= Semmelwrap =

Swedish almond pastry

Semmelwrap is a Swedish pastry.

A semmelwrap is a variation of the Swedish semla, a cardamom-flavoured bun filled with almond paste and whipped cream. The semla is traditionally eaten on Shrove Tuesday. The ingredients of the semmelwrap are similar to those in a standard semla. The key difference between a traditional semla and the semmelwrap is that the dough is rolled thin and baked lightly, so that it can be rolled as a sandwich wrap around the whipped cream and almond paste.

The semmelwrap was invented by Mattias Ljungberg at Tössebageriet, a bakery in Östermalm, Stockholm. It was launched in January 2015 ahead of the semla season. According to Ljungberg the ambition had been to design a semla pastry that one could eat "on the go". The launching of the Semmelwrap quickly became a viral success, with broad coverage in Swedish publishing and social media. By late January 2015 Tössebageriet claimed to be selling around 1,000 Semmelwraps per day.
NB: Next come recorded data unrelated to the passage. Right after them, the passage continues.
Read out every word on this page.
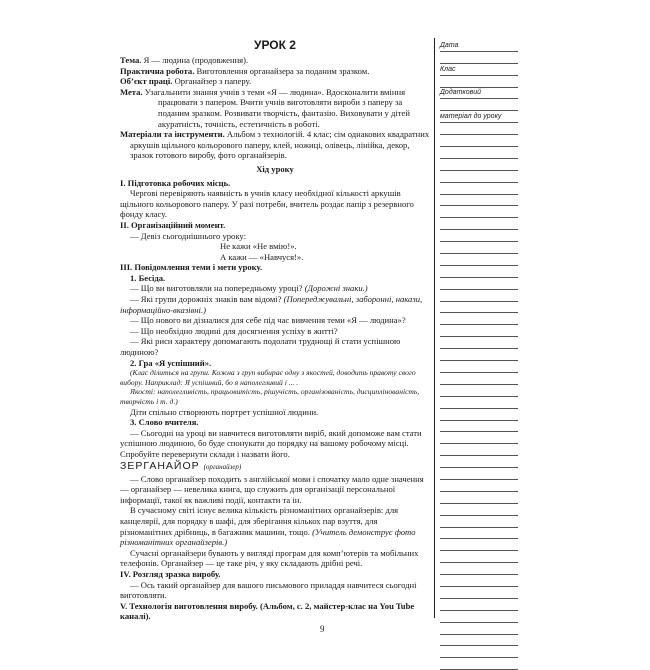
УРОК 2

Тема. Я — людина (продовження).

Практична робота. Виготовлення органайзера за поданим зразком.

Об’єкт праці. Органайзер з паперу.

Мета. Узагальнити знання учнів з теми «Я — людина». Вдосконалити вміння працювати з папером. Вчити учнів виготовляти вироби з паперу за поданим зразком. Розвивати творчість, фантазію. Виховувати у дітей акуратність, точність, естетичність в роботі.

Матеріали та інструменти. Альбом з технологій. 4 клас; сім однакових квадратних аркушів щільного кольорового паперу, клей, ножиці, олівець, лінійка, декор, зразок готового виробу, фото органайзерів.

Хід уроку

I. Підготовка робочих місць.

Черговi перевіряють наявність в учнів класу необхідної кількості аркушів щільного кольорового паперу. У разі потреби, вчитель роздає папір з резервного фонду класу.

II. Організаційний момент.

— Девіз сьогоднішнього уроку:

Не кажи «Не вмію!».

А кажи — «Навчуся!».

III. Повідомлення теми і мети уроку.

1. Бесіда.

— Що ви виготовляли на попередньому уроці? (Дорожні знаки.)

— Які групи дорожніх знаків вам відомі? (Попереджувальні, заборонні, накази, інформаційно-вказівні.)

— Що нового ви дізналися для себе під час вивчення теми «Я — людина»?

— Що необхідно людині для досягнення успіху в житті?

— Які риси характеру допомагають подолати труднощі й стати успішною людиною?

2. Гра «Я успішний».

(Клас ділиться на групи. Кожна з груп вибирає одну з якостей, доводить правоту свого вибору. Наприклад: Я успішний, бо я наполегливий і ... .

Якості: наполегливість, працьовитість, рішучість, організованість, дисциплінованість, творчість і т. д.)

Діти спільно створюють портрет успішної людини.

3. Слово вчителя.

— Сьогодні на уроці ви навчитеся виготовляти виріб, який допоможе вам стати успішною людиною, бо буде спонукати до порядку на вашому робочому місці. Спробуйте перевернути склади і назвати його.

ЗЕРГАНАЙОР (органайзер)

— Слово органайзер походить з англійської мови і спочатку мало одне значення — органайзер — невелика книга, що служить для організації персональної інформації, такої як важливі події, контакти та ін.

В сучасному світі існує велика кількість різноманітних органайзерів: для канцелярії, для порядку в шафі, для зберігання кількох пар взуття, для різноманітних дрібниць, в багажник машини, тощо. (Учитель демонструє фото різноманітних органайзерів.)

Сучасні органайзери бувають у вигляді програм для комп’ютерів та мобільних телефонів. Органайзер — це таке річ, у яку складають дрібні речі.

IV. Розгляд зразка виробу.

— Ось такий органайзер для вашого письмового приладдя навчитеся сьогодні виготовляти.

V. Технологія виготовлення виробу. (Альбом, с. 2, майстер-клас на You Tube каналі).

Дата
Клас
Додатковий
матеріал до уроку
9
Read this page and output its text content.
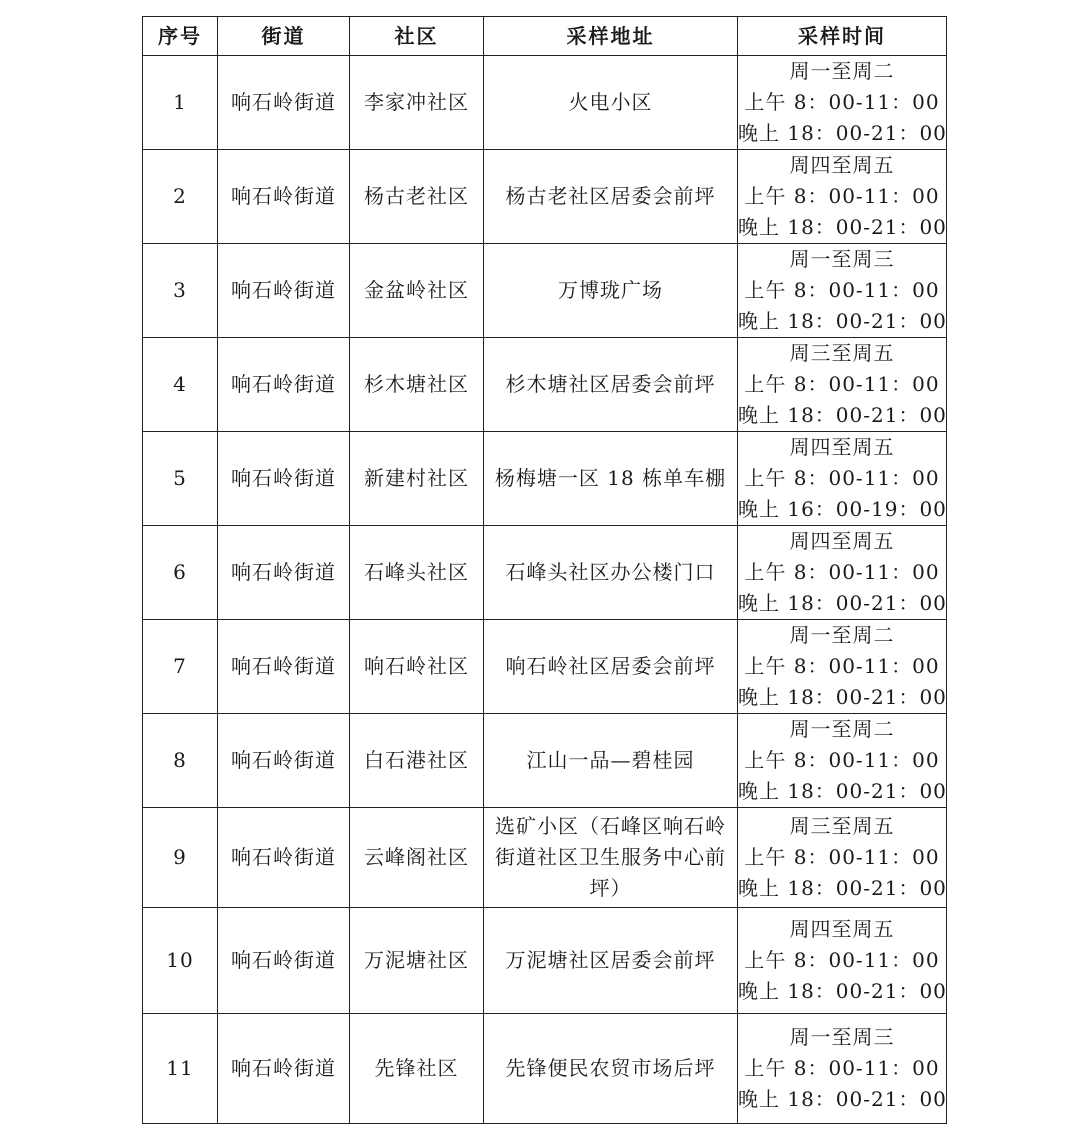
序号	街道	社区	采样地址	采样时间
1	响石岭街道	李家冲社区	火电小区	周一至周二
上午 8：00-11：00
晚上 18：00-21：00

2	响石岭街道	杨古老社区	杨古老社区居委会前坪	周四至周五
上午 8：00-11：00
晚上 18：00-21：00

3	响石岭街道	金盆岭社区	万博珑广场	周一至周三
上午 8：00-11：00
晚上 18：00-21：00

4	响石岭街道	杉木塘社区	杉木塘社区居委会前坪	周三至周五
上午 8：00-11：00
晚上 18：00-21：00

5	响石岭街道	新建村社区	杨梅塘一区 18 栋单车棚	周四至周五
上午 8：00-11：00
晚上 16：00-19：00

6	响石岭街道	石峰头社区	石峰头社区办公楼门口	周四至周五
上午 8：00-11：00
晚上 18：00-21：00

7	响石岭街道	响石岭社区	响石岭社区居委会前坪	周一至周二
上午 8：00-11：00
晚上 18：00-21：00

8	响石岭街道	白石港社区	江山一品—碧桂园	周一至周二
上午 8：00-11：00
晚上 18：00-21：00

9	响石岭街道	云峰阁社区	选矿小区（石峰区响石岭街道社区卫生服务中心前坪）	周三至周五
上午 8：00-11：00
晚上 18：00-21：00

10	响石岭街道	万泥塘社区	万泥塘社区居委会前坪	周四至周五
上午 8：00-11：00
晚上 18：00-21：00

11	响石岭街道	先锋社区	先锋便民农贸市场后坪	周一至周三
上午 8：00-11：00
晚上 18：00-21：00
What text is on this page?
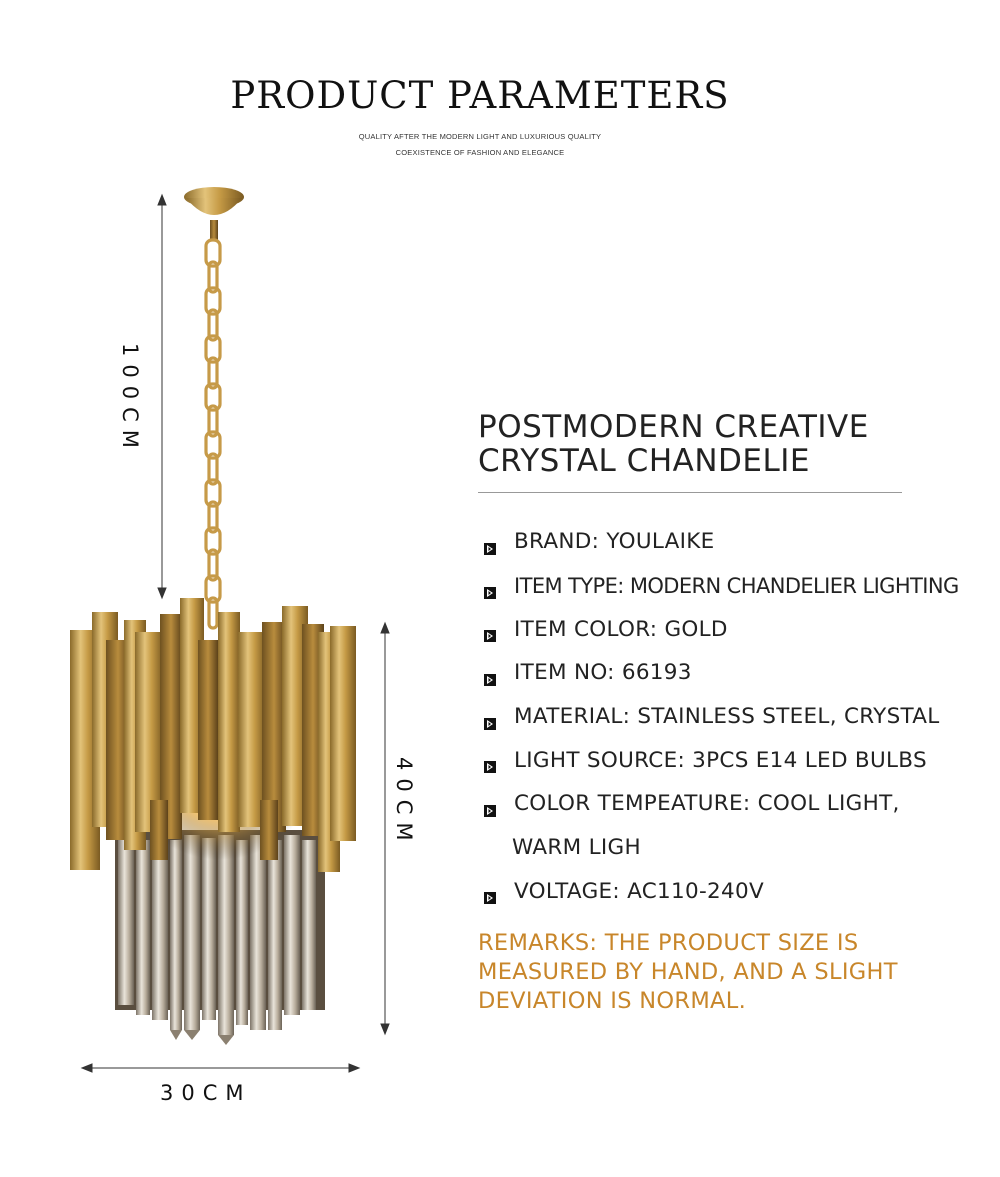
PRODUCT PARAMETERS
QUALITY AFTER THE MODERN LIGHT AND LUXURIOUS QUALITY
COEXISTENCE OF FASHION AND ELEGANCE
100CM
40CM
30CM
POSTMODERN CREATIVE
CRYSTAL CHANDELIE
BRAND: YOULAIKE
ITEM TYPE: MODERN CHANDELIER LIGHTING
ITEM COLOR: GOLD
ITEM NO: 66193
MATERIAL: STAINLESS STEEL, CRYSTAL
LIGHT SOURCE: 3PCS E14 LED BULBS
COLOR TEMPEATURE: COOL LIGHT,
WARM LIGH
VOLTAGE: AC110-240V

REMARKS: THE PRODUCT SIZE IS
MEASURED BY HAND, AND A SLIGHT
DEVIATION IS NORMAL.
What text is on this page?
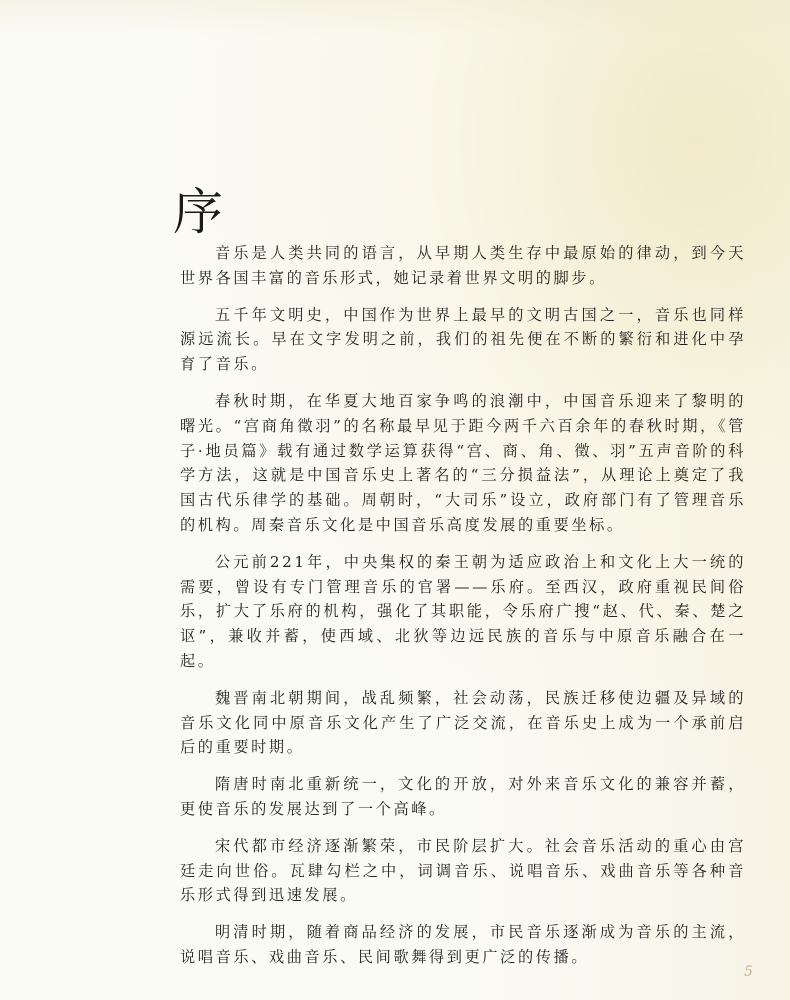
序

音乐是人类共同的语言，从早期人类生存中最原始的律动，到今天世界各国丰富的音乐形式，她记录着世界文明的脚步。

五千年文明史，中国作为世界上最早的文明古国之一，音乐也同样源远流长。早在文字发明之前，我们的祖先便在不断的繁衍和进化中孕育了音乐。

春秋时期，在华夏大地百家争鸣的浪潮中，中国音乐迎来了黎明的曙光。“宫商角徵羽”的名称最早见于距今两千六百余年的春秋时期，《管子·地员篇》载有通过数学运算获得“宫、商、角、徵、羽”五声音阶的科学方法，这就是中国音乐史上著名的“三分损益法”，从理论上奠定了我国古代乐律学的基础。周朝时，“大司乐”设立，政府部门有了管理音乐的机构。周秦音乐文化是中国音乐高度发展的重要坐标。

公元前221年，中央集权的秦王朝为适应政治上和文化上大一统的需要，曾设有专门管理音乐的官署——乐府。至西汉，政府重视民间俗乐，扩大了乐府的机构，强化了其职能，令乐府广搜“赵、代、秦、楚之讴”，兼收并蓄，使西域、北狄等边远民族的音乐与中原音乐融合在一起。

魏晋南北朝期间，战乱频繁，社会动荡，民族迁移使边疆及异域的音乐文化同中原音乐文化产生了广泛交流，在音乐史上成为一个承前启后的重要时期。

隋唐时南北重新统一，文化的开放，对外来音乐文化的兼容并蓄，更使音乐的发展达到了一个高峰。

宋代都市经济逐渐繁荣，市民阶层扩大。社会音乐活动的重心由宫廷走向世俗。瓦肆勾栏之中，词调音乐、说唱音乐、戏曲音乐等各种音乐形式得到迅速发展。

明清时期，随着商品经济的发展，市民音乐逐渐成为音乐的主流，说唱音乐、戏曲音乐、民间歌舞得到更广泛的传播。

5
Neither the name nor the design of the pastry were trademark protected by its creator. Other bakeries across the country soon began imitating the concept. However, the habit of eating semla on Shrove Tuesday is a deep-rooted Swedish tradition and the concept of the semmelwrap was met with scepticism by people preferring traditional semlas.

==Etymology==
At the time of the launch of the pastry, the correctness of its name began to be debated. Ljungberg himself insists that the name is "semmelwrap" (i.e. a semla-based wrap). However, the Swedish Institute for Language and Folklore commented on the naming, stating that "wrapsemla" (i.e. a semla shaped as a wrap) or "rullsemla" ("rolled semla") would be more adequate namings.